Now the smart pointer is not passed by register, but by reference, (rdi points to the smart pointer, which in turns points to the reference counted box). I mean the argument is still a copy of whatever was given to the function dereference, but the function does not receive the value of the copy, but a reference to it, therefore, it requires one extra indirection to use.

Thinking about it, it almost makes sense: Normally, the ABI for passing by value is such that if the struct or class value fits in registers, it will be passed in the registers; if it is too big, then a copy will be made and the address of the copy will be passed instead. This is what we see in the first derefence for yasop_precursor: Their values only contain a box pointer, 8 bytes, that of course fits into one register, hence it is passed by register. However, if the class has a custom destructor, to be able to destroy the copy implied in passing by value, its address has got to exist. Regardless of what the destructor does. Since there will be a copy of the value (in the stack), the ABI designers decided the argument may as well be passed by reference, as stated in the specification, Chapter 3.1.1.1 first item.
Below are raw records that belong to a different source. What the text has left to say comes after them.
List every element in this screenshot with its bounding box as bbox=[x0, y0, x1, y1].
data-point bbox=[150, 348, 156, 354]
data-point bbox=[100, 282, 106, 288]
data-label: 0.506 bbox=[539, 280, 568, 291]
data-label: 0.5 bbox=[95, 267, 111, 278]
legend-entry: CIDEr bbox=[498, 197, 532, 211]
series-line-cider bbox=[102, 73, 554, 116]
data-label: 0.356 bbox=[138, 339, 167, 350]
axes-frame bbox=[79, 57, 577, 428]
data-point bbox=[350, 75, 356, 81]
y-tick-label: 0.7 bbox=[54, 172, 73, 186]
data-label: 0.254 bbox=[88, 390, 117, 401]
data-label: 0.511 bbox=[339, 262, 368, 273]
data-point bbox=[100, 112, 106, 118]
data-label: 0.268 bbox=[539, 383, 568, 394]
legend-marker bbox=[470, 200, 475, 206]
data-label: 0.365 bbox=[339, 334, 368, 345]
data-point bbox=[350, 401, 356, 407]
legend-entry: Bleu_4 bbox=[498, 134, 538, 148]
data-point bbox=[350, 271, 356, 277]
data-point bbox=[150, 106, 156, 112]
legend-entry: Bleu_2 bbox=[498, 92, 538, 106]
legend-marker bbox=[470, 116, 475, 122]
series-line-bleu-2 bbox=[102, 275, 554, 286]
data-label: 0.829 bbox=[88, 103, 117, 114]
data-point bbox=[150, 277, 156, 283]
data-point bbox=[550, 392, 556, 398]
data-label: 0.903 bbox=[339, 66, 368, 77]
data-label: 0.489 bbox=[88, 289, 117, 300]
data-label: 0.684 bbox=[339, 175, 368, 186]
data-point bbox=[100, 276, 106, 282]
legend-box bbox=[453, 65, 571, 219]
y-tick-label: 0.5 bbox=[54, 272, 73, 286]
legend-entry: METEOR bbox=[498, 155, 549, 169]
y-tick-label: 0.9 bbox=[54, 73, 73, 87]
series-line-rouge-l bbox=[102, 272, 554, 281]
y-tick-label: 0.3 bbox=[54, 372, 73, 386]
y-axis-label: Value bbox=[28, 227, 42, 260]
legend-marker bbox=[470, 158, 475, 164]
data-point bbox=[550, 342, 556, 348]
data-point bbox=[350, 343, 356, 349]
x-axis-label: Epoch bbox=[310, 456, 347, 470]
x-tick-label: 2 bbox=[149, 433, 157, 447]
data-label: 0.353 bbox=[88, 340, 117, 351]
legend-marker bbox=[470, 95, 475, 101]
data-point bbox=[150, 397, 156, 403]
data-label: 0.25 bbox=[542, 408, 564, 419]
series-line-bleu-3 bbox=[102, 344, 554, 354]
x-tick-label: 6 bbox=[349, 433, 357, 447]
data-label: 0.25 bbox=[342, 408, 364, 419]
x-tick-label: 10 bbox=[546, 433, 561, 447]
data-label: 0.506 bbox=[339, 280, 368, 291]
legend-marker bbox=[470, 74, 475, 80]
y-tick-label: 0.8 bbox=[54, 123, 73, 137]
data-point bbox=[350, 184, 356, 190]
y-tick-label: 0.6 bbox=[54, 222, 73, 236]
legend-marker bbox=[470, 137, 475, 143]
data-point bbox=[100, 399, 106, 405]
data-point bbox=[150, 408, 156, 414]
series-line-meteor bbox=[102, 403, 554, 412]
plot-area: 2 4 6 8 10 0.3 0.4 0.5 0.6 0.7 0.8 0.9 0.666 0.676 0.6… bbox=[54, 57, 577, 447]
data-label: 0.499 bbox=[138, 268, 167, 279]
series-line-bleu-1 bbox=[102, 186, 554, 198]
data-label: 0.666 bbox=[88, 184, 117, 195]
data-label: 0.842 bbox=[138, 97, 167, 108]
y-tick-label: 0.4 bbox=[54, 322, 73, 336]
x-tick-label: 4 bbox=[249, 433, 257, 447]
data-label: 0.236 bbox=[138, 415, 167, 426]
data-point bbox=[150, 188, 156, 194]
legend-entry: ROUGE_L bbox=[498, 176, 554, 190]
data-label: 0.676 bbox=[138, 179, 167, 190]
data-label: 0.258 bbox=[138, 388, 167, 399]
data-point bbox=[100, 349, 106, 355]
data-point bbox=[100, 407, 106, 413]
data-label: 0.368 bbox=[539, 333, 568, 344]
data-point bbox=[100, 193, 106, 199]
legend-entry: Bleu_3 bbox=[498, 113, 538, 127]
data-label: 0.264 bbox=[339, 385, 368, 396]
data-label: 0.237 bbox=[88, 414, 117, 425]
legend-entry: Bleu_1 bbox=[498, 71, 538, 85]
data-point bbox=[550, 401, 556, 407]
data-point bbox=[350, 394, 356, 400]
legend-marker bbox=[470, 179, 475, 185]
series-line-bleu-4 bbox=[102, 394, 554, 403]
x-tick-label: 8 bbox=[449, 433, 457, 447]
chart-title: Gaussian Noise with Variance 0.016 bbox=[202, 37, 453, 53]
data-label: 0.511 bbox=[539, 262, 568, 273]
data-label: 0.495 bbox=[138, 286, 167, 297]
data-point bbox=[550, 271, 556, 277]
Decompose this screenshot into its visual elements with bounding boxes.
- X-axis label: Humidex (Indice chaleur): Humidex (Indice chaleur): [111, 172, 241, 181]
The same argument applies to custom copy constructors: There is no copy constructor from a value (otherwise, the copy constructor for the argument itself would be called!), since the copy constructor must receive a reference, all values of types that have custom copy constructors will also be downgraded from passing by register into passing by reference.

There is an important note to bear: the standard allows eliding the copy of function arguments when they truly are temporaries, even if the copy constructor or destructor have side effects, that is, as if the copy never happened.

Because of this reason it is more important that functions that receive smart pointers be inlined. Also, passing by value smart pointers is of dubious benefit.

Note: What I said before does not imply there is the cost of one extra indirection for smart pointers, only when they are passed as arguments or returned from functions. The overhead of most smart pointers has been measured to be not worse than 1% of runtime in real life applications.